The Americans with Disabilities Act was signed into federal law in 1990 by President George Bush, (the 1st). The act requires that all publicly accessible buildings, (not including private residences) comply with certain standards to make them more accessible for those with physical challenges. The ADA specifically covers elevators, and sets standards for elevator floor size, door with, button heights, visual and tactile (Braille) signage, along with visual and audible signals.
The ADA is retro-active, and requires new and existing buildings to be brought into compliance. However the act calls for "Reasonable Accommodations". This term has been broadly interpreted to mean anything from doing nothing at all, or a partial upgrade, or a complete renovation to full compliance. In our experience "Reasonable Accommodation" seems to mean to many, what is reasonably cost effective. For example, a small two floor office building with a undersized elevator, may not be required to make major structural changes to the building and install a whole new elevator, just to add a few inches to the floor area.

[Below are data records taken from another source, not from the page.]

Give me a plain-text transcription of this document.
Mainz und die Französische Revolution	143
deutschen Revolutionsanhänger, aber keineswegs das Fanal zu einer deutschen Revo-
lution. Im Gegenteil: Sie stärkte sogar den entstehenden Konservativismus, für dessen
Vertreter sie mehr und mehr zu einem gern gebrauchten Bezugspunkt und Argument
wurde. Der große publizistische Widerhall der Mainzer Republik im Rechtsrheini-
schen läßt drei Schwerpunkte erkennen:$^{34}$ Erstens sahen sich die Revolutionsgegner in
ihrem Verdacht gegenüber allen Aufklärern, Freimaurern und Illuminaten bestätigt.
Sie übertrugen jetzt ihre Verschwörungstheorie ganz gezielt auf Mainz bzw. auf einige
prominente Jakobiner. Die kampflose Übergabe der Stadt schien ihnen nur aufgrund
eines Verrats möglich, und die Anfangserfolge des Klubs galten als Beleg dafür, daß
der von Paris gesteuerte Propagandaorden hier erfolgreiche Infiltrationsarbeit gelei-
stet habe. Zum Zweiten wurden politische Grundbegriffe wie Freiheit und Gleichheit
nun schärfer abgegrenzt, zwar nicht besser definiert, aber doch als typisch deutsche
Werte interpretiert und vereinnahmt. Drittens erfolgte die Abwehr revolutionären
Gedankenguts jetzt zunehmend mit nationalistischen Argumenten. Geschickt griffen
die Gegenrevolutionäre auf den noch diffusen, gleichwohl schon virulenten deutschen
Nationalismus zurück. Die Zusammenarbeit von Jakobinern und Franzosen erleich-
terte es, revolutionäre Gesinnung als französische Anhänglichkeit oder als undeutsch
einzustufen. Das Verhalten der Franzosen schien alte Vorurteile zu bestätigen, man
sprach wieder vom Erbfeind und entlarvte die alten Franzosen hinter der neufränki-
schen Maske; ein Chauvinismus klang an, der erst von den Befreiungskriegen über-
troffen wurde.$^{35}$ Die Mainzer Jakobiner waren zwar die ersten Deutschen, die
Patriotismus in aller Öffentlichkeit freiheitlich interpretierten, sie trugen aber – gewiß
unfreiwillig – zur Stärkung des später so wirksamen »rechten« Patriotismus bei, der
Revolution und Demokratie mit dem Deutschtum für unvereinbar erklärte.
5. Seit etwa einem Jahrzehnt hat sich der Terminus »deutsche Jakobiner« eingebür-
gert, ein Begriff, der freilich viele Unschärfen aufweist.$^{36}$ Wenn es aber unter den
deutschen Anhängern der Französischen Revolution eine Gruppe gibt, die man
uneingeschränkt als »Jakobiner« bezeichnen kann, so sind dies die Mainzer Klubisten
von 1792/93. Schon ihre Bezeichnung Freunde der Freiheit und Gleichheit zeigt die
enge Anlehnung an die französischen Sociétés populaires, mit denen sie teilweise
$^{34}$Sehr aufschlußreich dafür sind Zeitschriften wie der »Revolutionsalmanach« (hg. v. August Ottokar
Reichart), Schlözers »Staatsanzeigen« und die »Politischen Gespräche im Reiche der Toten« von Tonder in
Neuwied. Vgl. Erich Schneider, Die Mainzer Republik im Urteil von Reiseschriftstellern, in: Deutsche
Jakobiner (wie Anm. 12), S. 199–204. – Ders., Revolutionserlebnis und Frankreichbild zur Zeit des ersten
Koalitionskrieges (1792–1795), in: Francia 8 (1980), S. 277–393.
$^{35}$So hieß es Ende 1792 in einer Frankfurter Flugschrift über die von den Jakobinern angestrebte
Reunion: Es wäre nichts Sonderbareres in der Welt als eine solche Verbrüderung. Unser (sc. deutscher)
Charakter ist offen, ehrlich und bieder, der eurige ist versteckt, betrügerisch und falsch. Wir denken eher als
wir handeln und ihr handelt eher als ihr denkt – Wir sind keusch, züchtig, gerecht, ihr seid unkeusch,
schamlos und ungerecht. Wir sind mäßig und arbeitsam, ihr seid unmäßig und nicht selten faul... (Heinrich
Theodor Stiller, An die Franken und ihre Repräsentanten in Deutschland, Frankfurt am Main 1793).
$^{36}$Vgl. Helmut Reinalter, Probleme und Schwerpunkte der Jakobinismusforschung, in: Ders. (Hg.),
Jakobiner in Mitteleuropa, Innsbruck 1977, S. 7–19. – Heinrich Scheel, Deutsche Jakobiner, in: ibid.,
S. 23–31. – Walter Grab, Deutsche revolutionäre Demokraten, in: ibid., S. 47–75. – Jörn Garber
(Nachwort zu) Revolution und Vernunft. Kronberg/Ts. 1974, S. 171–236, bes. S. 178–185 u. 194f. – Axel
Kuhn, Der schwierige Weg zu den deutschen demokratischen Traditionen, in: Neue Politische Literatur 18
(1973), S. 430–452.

Since the ADA was signed into law, we have been called upon to update many elevators to full or partial compliance.
The United States Department of Justice maintains a comprehensive website regarding ADA standards. This website provides building standards that can be downloaded in PDF format, or viewed on your browser. These standards covers the aspects of building design, and provides drawings and images. Part 4.10 covers ADA standards as they apply to elevators.